# Part 5.3: Model Selection - Hyperparameter Tuning

**Hyperparameters** are parameters that are not learned from the data but are set prior to training (e.g., `C` or `gamma` in an SVM). Finding the optimal hyperparameters for a model can significantly improve its performance. This process is called **hyperparameter tuning**.

In [1]:
from sklearn.model_selection import GridSearchCV, RandomizedSearchCV
from sklearn.datasets import load_iris
from sklearn.svm import SVC
from scipy.stats import expon, reciprocal

X, y = load_iris(return_X_y=True)

### Grid Search (`GridSearchCV`)
Grid Search exhaustively tries every combination of the specified hyperparameter values and evaluates each combination using cross-validation.

In [2]:
# Define the parameter grid
param_grid = {
    'C': [0.1, 1, 10, 100],
    'gamma': [1, 0.1, 0.01, 0.001],
    'kernel': ['rbf']
}

grid_search = GridSearchCV(SVC(), param_grid, refit=True, verbose=0, cv=5)
grid_search.fit(X, y)

print("Best parameters found by Grid Search:", grid_search.best_params_)
print(f"Best score from Grid Search: {grid_search.best_score_:.4f}")
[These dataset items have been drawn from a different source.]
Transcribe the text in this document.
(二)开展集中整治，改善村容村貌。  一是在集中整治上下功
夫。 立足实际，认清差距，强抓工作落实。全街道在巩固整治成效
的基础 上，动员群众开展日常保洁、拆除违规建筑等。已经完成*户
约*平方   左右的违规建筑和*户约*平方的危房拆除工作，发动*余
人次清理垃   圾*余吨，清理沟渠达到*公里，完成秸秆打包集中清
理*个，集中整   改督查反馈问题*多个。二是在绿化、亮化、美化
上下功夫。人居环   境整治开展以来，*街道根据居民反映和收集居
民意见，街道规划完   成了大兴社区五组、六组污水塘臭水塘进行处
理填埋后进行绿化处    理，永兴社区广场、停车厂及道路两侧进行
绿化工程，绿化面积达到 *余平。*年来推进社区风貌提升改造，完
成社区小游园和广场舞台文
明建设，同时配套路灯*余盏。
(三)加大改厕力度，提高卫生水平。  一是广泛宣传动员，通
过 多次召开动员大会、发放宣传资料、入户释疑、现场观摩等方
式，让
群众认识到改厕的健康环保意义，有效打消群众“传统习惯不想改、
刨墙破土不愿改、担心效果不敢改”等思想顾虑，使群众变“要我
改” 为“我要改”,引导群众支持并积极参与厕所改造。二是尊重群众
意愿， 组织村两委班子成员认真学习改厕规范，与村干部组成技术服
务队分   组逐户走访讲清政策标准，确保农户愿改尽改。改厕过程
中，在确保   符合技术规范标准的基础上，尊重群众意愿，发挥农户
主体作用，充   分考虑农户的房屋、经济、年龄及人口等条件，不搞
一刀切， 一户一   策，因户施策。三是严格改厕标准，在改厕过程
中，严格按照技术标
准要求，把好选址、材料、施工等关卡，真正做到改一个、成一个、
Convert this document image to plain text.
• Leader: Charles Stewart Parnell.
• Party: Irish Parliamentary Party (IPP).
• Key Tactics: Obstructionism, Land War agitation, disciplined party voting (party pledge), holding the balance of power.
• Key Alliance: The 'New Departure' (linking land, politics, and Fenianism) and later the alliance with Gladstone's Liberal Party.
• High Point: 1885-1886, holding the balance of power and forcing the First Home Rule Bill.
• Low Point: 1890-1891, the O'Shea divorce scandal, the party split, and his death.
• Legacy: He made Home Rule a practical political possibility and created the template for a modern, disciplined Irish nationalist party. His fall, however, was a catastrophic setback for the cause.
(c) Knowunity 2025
Best parameters found by Grid Search: {'C': 1, 'gamma': 0.1, 'kernel': 'rbf'}
Best score from Grid Search: 0.9800


### Random Search (`RandomizedSearchCV`)
Random Search is often more efficient. Instead of trying all combinations, it samples a fixed number of parameter settings from specified probability distributions.

In [3]:
# Define the parameter distributions
param_dist = {
    'C': reciprocal(0.1, 100),
    'gamma': expon(scale=1.0),
    'kernel': ['rbf']
}

# n_iter specifies the number of parameter settings that are sampled
random_search = RandomizedSearchCV(SVC(), param_distributions=param_dist, n_iter=100, cv=5, random_state=42)
random_search.fit(X, y)

print("Best parameters found by Randomized Search:", random_search.best_params_)
print(f"Best score from Randomized Search: {random_search.best_score_:.4f}")

Best parameters found by Randomized Search: {'C': np.float64(5.9874749104613985), 'gamma': np.float64(0.047563849756408545), 'kernel': 'rbf'}
Best score from Randomized Search: 0.9867


### Advanced Method: Bayesian Optimization
This is a more intelligent search strategy. It forms a probabilistic model of the objective function (e.g., cross-validation score as a function of hyperparameters) and uses it to select the most promising hyperparameters to evaluate next. This can be much more efficient than grid or random search.

Popular libraries for this include **Optuna** and **Hyperopt**.